This article was originally published on 04/17/2019

As artificial intelligence gains popularity, members of the public have started to notice how it seems to perpetuate discrimination. With situations like Google Photos misclassifying Black people as gorillas and Amazon’s recruiting tool that taught itself men are the preferred candidates, AI’s problems are clear.

In a report released this year, researchers from AI Now stated the industry is facing a “diversity crisis.” Researchers also raised important questions about efforts to improve diversity and AI’s entanglement with old pseudosciences.

According to the report, more than 80 percent of professionals in AI are men. At Facebook and Google, women make up only 15 percent and 10 percent of AI research staff, respectively. The data is even worse for Black workers, though, where only 2.5 percent of Google’s workforce is Black, while Facebook and Microsoft sit at 4 percent.
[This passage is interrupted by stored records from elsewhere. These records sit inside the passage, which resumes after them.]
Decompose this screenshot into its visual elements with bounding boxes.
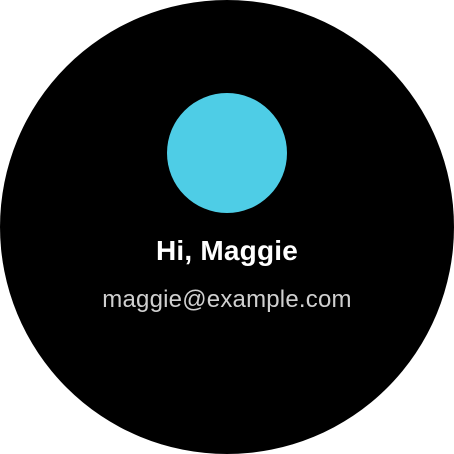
avatar[interactable] [167, 93, 287, 213]
account-email: maggie@example.com [102, 286, 352, 313]
greeting-text: Hi, Maggie [155, 235, 298, 266]
watch-screen: Hi, Maggie maggie@example.com [0, 0, 454, 454]
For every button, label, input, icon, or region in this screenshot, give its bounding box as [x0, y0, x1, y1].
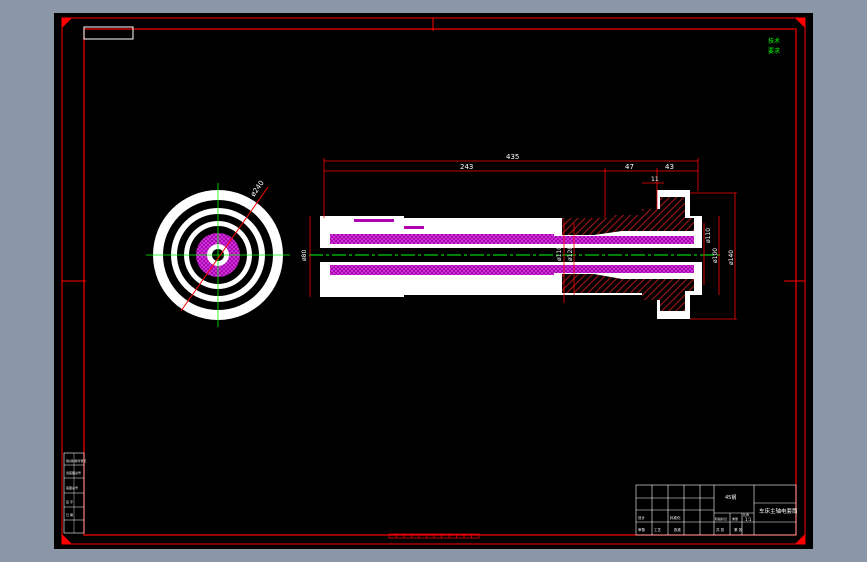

Researchers caution that efforts to “focus on women in tech” are too narrow, and likely to only benefit white women. They noted the need to acknowledge how intersections of race, gender, and other identities shape people’s experiences with AI.

“The vast majority of AI studies assume gender is binary, and commonly assign people as ‘male’ or ‘female’ based on physical appearance and stereotypical assumptions, erasing all other forms of gender identity,” the researchers added.

That is further emphasized by the fact that there’s no public data on trans workers or other gender minorities. This is an issue because AI has the potential to exacerbate transphobia. This was seen recently with Googlers Against Transphobia pushing back against a now-canceled AI board that included the president of the Heritage Foundation.

The use of AI systems for classification, detection, and prediction of race and gender is also brought up by researchers, who call for urgent re-evaluation. The researchers wrote:

“The histories of ‘race science’ are a grim reminder that race and gender classification based on appearance is scientifically flawed and easily abused. Systems that use physical appearance as a proxy for character or interior states are deeply suspect, including AI tools that claim to detect sexuality from headshots, predict ‘criminality’ based on facial features, or assess worker competence via ‘micro-expressions.’ Such systems are replicating patterns of racial and gender bias in ways that can deepen and justify historical inequality. The commercial deployment of these tools is cause for deep concern.”

This is an important point.  More AI tools are emerging to detect someone’s race, which was seen in a recent a patent by the top maker of police body cams, Axon.

For the researchers, solutions to AI’s discriminating systems don’t lie with simply “fixing the pipeline,” because that doesn’t address deeper cultural issues within the workplace.

Instead, researchers are calling for companies to improve transparency — like by publishing data on compensation broken down by race and gender and harassment and discrimination reports.

“The diversity crisis in AI is well-documented and wide-reaching,” the researchers conclude. “It can be seen in unequal workplaces throughout industry and in academia, in the disparities in hiring and promotion, in the AI technologies that reflect and amplify biased stereotypes, and in the resurfacing of biological determinism in automated systems.”